Cytat Zamieszczone przez p0m Zobacz posta
wywołujesz u mnie demony kotleciarzem nie jestem i nie będę, ale ile razy już słyszałem, że "przecie smartfonem da się tak samo kurła". a już hitem było, jak dostałem opieprz od przełożonego w pracy, bo wziął aparat, którego w sumie tylko ja używam, więc poprzestawiałem go po swojemu, tryb M, RAWy itp.

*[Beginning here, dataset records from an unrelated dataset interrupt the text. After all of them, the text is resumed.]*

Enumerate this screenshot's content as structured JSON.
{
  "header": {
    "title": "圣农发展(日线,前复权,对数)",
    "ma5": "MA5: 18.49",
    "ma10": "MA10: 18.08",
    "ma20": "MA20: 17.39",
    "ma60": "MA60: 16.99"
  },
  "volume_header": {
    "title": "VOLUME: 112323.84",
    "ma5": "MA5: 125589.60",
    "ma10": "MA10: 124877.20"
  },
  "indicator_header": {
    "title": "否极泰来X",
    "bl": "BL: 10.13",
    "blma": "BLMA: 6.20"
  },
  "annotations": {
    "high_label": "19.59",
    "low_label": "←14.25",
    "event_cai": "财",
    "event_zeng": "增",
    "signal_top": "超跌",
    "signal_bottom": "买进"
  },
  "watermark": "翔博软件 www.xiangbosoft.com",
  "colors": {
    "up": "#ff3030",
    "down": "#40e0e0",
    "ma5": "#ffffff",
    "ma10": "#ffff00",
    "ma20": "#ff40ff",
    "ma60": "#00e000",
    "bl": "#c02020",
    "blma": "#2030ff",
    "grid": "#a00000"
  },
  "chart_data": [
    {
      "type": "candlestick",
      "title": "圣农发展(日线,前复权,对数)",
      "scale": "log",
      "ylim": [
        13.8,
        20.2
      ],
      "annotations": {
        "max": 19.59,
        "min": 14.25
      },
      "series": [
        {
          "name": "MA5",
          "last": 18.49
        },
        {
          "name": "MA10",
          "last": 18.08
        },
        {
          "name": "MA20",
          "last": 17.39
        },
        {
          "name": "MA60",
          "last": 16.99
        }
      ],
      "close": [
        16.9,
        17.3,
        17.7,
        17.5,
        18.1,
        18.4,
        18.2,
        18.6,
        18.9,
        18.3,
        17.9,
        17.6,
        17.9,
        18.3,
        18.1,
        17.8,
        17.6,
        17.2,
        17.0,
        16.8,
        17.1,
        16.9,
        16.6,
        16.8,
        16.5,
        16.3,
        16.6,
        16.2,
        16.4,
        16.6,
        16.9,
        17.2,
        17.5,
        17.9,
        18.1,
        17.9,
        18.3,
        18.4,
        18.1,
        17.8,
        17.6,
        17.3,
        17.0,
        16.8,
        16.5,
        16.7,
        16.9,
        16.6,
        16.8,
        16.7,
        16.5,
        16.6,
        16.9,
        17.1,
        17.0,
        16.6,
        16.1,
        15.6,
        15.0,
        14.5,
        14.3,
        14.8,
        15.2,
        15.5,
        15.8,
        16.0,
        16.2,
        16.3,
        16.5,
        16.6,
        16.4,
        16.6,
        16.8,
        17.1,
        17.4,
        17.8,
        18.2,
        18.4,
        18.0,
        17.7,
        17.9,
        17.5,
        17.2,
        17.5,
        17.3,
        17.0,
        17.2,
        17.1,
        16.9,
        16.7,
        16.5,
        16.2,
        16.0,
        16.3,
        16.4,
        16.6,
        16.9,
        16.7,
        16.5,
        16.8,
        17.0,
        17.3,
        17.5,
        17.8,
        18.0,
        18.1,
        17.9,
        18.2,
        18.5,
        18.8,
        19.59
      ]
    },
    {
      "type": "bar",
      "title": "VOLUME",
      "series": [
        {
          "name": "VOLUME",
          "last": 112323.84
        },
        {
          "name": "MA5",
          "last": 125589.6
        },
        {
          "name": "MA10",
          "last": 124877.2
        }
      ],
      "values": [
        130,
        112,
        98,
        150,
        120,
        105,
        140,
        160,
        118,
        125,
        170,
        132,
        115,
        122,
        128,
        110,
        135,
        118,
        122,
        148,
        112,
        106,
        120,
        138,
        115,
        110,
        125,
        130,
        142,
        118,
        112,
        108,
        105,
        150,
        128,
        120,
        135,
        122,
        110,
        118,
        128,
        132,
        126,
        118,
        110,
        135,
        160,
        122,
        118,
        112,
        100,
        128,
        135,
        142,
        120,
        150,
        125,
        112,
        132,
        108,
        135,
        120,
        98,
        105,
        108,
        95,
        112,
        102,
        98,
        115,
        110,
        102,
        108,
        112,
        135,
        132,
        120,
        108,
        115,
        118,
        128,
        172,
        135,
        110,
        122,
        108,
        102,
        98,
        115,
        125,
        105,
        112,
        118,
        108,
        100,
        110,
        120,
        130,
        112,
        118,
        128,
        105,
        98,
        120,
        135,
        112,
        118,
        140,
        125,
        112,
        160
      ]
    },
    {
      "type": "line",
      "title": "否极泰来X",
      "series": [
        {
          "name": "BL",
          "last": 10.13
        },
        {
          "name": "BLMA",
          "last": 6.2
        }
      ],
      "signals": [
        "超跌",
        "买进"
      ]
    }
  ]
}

Pretensje miał, że mu się zdjęcia nie otwierają i wgl to zdjęcia jakieś dziwne, bo ciemne i rozmazane... sorry za ot.

w sumie to najwięcej do powiedzenia zawsze mają osoby, które i tak sobie takiego szkła nie kupią. ef 50 1.2 za miękki, rf 50 1.2 za ostry, złej baletnicy...


To prawda Daj komuś na chwilę aparat do ręki to później dwie godziny będziesz rozkmniał co jest przestawione Mnie tak znajomy jakimś cudem przełączył aparat w tryb zdjęć podwodnych i miałem cuda na ekranie

Wracając do tematu - to bardzo często ta gonitwa za f/1.2 jest pozbawiona MZ sensu bo później co widzę foty z tych szkieł to są domykane od f/1.6 do nawet 2,8. IMO w FF całkiem wystarcza f/1.8 czyli już kultowy EF 85 1.8 da całkiem przyjemny bokeh i ostrość. Oczywiste jest, że nowe szkła RF 50 i 85 to najwyższa półka top topów pod względem konstrukcji.